KETIK, JEMBER – Momen peringatan Hari Kebangkitan Nasional (Harkitnas) pada 20 Mei 2025 ini diperingati oleh demonstrasi ribuan pengemudi ojek online (Ojol) di Jember dengan aksi unjuk rasa. Tak hanya di Jember, aksi demonstrasi ini digelar dengan berbagai kota, dengan tuntutan yang sama.
Mereka menuntut agar ada regulasi dari pemerintah untuk mewujudkan keadilan dalam kerjasama kemitraan antara pengemudi ojek online dengan perusahaan aplikator.
Aksi demo ribuan ojol di Jember ini dimulai dengan longmarch dari sekitaran Gedung Serbaguna Kaliwates, menuju depan Kantor Pemkab Jember.
Dalam aksinya, mereka menyampaikan sejumlah tuntutan terkait penyedia aplikasi transportasi daring. Aksi tersebut, diketahui juga digelar serentak di berbagai daerah di Indonesia.
Ribuan pengemudi ojol yang tergabung dalam Forum Komunikasi Jember Online Bersatu (FKJOB) itu, juga merupakan bagian dari Forum Diskusi Transportasi Online Indonesia (FDTOI).
Berikut tuntutan para driver online (pengemudi daring, red) dalam aksi unras yang dilakukan.
1. Kenaikan tarif layanan penumpang roda dua (R2).
Pengemudi menilai bahwa tarif yang berlaku saat ini sudah tidak relevan karena masih merujuk pada Keputusan Menteri Perhubungan No KP 667 Tahun 2022. Padahal, sejak keputusan tersebut diterbitkan, Upah Minimum Regional (UMR) telah naik sebanyak tiga kali dengan total kenaikan mencapai 16,7%. Para pengemudi meminta pemerintah segera melakukan penyesuaian.
2. Regulasi layanan makanan dan barang (R2).

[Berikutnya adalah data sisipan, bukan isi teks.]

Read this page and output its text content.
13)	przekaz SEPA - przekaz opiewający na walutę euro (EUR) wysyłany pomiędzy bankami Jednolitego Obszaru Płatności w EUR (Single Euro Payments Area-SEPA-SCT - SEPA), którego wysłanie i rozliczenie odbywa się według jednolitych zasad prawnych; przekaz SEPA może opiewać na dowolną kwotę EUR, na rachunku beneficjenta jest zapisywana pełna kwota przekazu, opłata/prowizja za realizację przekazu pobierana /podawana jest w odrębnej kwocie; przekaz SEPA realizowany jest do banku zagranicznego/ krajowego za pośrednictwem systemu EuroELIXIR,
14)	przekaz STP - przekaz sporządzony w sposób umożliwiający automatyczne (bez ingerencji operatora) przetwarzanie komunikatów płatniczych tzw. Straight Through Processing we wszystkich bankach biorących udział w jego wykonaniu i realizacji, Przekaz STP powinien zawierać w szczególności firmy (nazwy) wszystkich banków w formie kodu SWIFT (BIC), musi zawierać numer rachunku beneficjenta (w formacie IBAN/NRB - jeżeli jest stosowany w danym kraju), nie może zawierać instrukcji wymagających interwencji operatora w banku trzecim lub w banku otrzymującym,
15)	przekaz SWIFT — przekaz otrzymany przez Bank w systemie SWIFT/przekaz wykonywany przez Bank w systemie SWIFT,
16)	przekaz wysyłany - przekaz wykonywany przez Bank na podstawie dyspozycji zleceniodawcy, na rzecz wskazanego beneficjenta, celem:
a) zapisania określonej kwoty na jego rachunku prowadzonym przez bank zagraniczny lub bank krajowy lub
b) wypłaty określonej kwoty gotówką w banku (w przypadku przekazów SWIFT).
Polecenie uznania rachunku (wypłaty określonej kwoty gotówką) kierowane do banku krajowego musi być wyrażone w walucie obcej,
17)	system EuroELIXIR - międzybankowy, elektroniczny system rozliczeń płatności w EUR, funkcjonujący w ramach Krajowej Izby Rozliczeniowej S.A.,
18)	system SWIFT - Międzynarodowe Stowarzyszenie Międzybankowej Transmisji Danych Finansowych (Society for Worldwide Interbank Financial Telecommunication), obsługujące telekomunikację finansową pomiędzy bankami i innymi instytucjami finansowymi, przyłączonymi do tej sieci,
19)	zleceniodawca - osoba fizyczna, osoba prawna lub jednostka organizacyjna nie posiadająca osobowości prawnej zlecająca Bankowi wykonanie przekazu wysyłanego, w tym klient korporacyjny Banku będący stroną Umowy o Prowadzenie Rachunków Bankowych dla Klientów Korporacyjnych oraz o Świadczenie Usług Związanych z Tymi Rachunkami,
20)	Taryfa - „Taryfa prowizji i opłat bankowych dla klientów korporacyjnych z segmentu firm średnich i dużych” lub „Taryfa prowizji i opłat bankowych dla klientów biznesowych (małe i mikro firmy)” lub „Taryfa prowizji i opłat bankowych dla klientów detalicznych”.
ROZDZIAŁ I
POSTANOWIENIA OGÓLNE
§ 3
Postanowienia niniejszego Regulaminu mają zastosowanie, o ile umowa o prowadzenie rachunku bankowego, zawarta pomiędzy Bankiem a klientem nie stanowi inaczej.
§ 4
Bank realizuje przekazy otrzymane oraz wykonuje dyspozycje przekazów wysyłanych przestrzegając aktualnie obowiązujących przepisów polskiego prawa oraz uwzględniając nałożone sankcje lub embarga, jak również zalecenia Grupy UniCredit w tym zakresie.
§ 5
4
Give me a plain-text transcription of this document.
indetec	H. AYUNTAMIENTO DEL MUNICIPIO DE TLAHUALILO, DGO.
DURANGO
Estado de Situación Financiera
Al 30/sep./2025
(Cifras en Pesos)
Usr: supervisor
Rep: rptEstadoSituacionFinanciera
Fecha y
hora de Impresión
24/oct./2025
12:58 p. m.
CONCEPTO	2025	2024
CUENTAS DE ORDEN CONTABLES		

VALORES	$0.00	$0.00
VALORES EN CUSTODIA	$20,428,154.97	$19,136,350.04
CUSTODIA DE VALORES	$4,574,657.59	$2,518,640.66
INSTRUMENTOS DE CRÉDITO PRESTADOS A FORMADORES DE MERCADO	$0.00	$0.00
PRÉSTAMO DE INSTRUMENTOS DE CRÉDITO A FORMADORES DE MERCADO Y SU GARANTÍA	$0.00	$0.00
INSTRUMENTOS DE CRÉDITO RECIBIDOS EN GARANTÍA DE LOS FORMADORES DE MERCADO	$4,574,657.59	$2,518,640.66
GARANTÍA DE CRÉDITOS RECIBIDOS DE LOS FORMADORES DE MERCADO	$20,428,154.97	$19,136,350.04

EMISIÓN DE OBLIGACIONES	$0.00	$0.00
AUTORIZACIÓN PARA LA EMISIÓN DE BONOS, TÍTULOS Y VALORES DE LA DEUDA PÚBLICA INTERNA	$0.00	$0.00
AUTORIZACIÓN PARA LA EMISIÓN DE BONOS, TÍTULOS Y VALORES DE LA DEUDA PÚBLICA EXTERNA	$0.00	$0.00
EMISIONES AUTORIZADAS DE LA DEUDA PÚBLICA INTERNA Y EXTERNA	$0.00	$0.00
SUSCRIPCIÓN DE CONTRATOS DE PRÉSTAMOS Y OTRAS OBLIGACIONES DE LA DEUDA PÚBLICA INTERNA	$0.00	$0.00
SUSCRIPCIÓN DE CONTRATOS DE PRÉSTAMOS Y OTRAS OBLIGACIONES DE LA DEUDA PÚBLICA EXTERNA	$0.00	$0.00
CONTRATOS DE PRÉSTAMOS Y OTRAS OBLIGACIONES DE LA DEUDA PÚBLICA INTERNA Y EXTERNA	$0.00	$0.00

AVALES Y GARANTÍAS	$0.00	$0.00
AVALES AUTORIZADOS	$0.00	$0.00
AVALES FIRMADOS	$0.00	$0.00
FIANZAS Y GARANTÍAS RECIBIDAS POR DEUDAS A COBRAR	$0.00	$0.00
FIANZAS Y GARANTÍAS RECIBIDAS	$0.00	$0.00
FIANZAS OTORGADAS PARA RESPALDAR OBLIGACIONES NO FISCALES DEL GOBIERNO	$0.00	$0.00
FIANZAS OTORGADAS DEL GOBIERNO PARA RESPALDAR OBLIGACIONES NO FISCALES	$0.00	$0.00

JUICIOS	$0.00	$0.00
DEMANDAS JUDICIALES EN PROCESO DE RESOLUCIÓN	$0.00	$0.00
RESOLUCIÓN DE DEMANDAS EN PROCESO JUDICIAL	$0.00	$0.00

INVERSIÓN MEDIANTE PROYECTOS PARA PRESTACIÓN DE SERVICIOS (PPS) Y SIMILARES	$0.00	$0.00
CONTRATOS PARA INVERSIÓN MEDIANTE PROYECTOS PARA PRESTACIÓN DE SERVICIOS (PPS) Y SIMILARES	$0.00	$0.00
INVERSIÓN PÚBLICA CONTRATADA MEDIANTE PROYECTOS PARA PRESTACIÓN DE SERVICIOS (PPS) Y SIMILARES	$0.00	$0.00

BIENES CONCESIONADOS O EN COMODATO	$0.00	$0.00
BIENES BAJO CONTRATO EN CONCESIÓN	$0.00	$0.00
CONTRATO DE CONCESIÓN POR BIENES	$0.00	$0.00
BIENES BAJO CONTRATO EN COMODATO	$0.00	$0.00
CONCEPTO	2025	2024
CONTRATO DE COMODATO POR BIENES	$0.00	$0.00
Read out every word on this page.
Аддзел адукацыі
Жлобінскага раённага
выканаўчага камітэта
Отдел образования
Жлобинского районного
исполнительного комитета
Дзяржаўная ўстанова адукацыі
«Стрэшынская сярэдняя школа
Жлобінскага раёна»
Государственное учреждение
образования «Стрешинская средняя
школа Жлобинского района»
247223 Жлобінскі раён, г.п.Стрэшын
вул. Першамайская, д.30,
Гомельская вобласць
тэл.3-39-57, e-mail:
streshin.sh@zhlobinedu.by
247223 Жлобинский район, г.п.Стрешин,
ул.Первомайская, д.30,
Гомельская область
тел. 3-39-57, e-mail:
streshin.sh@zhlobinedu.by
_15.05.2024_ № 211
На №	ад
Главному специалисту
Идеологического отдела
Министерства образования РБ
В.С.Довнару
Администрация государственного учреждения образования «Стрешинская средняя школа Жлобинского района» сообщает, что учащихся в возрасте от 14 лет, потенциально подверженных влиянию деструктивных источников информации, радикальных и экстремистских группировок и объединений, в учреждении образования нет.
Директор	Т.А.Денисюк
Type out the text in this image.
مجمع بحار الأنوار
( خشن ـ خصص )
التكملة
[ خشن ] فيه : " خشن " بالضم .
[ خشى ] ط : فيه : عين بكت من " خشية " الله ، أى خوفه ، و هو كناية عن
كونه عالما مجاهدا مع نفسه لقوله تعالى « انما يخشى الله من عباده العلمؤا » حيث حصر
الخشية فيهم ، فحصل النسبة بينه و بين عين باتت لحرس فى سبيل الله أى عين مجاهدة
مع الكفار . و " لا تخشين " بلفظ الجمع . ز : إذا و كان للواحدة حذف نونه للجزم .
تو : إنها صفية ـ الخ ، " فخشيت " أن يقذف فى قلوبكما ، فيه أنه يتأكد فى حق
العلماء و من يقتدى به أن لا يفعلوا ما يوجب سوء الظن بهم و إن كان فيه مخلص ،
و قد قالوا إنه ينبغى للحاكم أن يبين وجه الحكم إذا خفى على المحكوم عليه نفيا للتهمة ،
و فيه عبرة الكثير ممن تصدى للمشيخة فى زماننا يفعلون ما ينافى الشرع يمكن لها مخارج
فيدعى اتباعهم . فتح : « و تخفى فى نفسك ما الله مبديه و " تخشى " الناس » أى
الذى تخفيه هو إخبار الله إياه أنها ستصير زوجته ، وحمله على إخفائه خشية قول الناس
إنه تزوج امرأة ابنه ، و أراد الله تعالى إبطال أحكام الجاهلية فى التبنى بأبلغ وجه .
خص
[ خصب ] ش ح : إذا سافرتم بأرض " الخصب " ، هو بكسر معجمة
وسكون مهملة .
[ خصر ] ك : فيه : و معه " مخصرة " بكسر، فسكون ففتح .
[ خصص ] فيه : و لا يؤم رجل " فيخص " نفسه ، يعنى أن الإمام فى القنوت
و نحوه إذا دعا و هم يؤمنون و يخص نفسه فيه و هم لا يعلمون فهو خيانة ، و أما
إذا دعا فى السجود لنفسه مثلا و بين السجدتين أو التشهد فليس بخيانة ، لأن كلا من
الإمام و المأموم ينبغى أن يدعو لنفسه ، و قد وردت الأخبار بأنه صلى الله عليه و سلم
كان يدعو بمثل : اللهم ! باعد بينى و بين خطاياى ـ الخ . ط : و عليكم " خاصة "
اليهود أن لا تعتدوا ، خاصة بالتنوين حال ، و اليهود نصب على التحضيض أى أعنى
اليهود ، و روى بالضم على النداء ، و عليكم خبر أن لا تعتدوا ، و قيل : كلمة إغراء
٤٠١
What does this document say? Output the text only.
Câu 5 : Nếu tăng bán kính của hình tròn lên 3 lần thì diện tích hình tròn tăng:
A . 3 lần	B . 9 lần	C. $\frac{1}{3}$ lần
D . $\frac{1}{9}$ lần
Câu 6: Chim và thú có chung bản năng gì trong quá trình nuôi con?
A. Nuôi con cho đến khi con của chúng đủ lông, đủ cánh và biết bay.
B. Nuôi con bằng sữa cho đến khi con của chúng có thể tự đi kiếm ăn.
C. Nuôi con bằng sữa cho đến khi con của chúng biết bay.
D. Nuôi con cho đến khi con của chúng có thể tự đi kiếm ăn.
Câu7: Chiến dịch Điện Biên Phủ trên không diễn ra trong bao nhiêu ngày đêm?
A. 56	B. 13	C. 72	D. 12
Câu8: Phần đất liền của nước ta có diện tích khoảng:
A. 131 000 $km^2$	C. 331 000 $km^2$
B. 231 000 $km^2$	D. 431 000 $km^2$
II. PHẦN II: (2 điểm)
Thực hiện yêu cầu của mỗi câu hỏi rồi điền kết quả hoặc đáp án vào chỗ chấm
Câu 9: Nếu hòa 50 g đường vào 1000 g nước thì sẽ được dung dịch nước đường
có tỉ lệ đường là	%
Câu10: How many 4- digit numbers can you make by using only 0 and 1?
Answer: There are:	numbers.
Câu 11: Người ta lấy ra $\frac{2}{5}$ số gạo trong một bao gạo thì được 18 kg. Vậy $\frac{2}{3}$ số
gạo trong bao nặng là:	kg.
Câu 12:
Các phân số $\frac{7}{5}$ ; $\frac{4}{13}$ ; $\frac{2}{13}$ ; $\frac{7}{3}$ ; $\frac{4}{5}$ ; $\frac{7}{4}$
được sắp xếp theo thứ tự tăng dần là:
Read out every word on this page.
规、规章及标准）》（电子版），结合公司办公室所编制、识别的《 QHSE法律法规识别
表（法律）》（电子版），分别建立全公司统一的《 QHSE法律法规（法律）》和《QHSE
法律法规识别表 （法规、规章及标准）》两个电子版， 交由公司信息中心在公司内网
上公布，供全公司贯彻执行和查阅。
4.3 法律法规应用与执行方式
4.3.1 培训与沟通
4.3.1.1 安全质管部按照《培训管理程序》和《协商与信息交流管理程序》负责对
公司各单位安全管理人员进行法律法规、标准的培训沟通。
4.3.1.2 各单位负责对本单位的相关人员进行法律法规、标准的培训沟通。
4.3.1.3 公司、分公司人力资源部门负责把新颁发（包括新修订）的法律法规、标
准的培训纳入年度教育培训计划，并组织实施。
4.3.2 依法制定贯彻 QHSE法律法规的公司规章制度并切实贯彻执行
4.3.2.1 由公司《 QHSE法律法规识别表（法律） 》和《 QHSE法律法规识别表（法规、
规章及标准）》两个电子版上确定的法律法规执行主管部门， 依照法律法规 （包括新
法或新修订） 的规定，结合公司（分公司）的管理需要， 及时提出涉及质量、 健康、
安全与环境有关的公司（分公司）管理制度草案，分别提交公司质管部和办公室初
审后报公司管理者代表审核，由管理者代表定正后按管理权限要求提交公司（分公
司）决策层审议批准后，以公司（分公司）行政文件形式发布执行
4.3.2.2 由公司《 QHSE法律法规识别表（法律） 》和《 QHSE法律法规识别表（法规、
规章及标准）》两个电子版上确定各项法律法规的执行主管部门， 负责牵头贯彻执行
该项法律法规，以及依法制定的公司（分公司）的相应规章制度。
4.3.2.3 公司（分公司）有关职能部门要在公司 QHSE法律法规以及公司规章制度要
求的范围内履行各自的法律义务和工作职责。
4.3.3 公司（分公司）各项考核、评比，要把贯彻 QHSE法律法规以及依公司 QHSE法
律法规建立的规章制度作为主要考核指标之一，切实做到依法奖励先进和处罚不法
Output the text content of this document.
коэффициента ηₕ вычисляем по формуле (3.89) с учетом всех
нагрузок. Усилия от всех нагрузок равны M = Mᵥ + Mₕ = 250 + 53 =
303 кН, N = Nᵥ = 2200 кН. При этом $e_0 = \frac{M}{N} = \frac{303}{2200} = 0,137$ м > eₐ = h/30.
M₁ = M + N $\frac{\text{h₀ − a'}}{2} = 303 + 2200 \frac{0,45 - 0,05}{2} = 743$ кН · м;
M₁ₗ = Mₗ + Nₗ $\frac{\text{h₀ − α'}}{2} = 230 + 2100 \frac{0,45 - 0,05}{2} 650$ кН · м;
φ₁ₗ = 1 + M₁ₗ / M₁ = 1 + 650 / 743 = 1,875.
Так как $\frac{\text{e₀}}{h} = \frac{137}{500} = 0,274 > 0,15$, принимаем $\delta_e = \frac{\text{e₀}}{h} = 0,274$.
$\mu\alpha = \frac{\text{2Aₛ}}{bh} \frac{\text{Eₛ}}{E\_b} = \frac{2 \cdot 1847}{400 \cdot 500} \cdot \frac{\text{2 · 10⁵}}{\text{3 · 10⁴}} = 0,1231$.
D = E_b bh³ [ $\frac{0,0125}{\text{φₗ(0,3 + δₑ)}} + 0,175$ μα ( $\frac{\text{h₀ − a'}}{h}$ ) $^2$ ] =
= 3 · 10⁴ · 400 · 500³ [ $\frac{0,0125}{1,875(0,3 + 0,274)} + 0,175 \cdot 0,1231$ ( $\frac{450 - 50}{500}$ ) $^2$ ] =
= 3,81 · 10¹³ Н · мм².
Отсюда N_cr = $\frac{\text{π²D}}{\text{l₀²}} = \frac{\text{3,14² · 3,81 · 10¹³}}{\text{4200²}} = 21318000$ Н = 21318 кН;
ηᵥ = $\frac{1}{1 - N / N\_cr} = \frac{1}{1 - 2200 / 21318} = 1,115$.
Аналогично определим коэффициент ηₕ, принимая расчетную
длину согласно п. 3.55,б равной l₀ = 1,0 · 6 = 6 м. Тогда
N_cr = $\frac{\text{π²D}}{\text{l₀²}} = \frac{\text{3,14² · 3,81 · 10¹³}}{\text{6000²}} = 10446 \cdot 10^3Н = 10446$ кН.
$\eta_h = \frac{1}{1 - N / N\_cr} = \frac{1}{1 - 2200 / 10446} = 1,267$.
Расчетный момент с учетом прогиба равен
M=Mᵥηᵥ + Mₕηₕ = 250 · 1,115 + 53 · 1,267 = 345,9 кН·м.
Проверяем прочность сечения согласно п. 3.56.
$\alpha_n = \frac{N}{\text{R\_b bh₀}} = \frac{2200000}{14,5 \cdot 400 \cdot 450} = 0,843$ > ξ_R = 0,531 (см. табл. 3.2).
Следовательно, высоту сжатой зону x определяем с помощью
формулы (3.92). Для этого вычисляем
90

Hingga kini belum ada regulasi yang secara spesifik mengatur aspek keselamatan dan tarif layanan antar makanan dan barang yang dijalankan oleh pengemudi roda dua. Kekosongan hukum ini dimanfaatkan oleh aplikator untuk menetapkan tarif rendah yang dinilai eksploitatif.
3. Ketentuan tarif bersih untuk angkutan sewa khusus (ASK).
Tidak adanya aturan baku mengenai potongan oleh aplikator untuk kendaraan roda empat membuat pengemudi rentan terhadap pemotongan yang tidak wajar. Pengemudi mendesak pemerintah membuat ketentuan seperti yang sudah berlaku pada ojol roda dua.
Massa aksi demo ojol menggelar orasi di kantor Pemkab Jember. (Foto: Atta/ Ketik.co.id)
4. Undang-Undang khusus transportasi online.
Kompleksitas persoalan transportasi online yang menyentuh banyak aspek—dari tarif, status hubungan kerja, perizinan, hingga jaminan sosial—membutuhkan payung hukum tersendiri yang mengatur secara menyeluruh.
"Kami bukan hanya menuntut tarif, tapi keadilan secara menyeluruh. Sudah saatnya ada undang-undang yang melindungi pengemudi transportasi online. Kami bukan sapi perah. Kami bekerja keras, melayani masyarakat, dan layak mendapatkan perlindungan dan pengakuan,” ujar Koordinator FKJOB, Dedi Novianto saat dikonfirmasi disela aksi, Selasa (20/5/2025).
Ia menegaskan bahwa perjuangan ini adalah bentuk kepedulian para driver terhadap keadilan dan perlindungan profesi mereka.
Selain menyuarakan isu nasional, kata Dedi, FKJOB juga membawa sejumlah tuntutan lokal kepada Pemerintah Kabupaten Jember.
"Kami pun juga berharap, jaminan BPJS Ketenagakerjaan untuk driver ditanggung oleh pemerintah daerah, pemberian bantuan sosial, pelatihan peningkatan keterampilan, serta pembentukan produk hukum daerah yang mengatur transportasi online," paparnya.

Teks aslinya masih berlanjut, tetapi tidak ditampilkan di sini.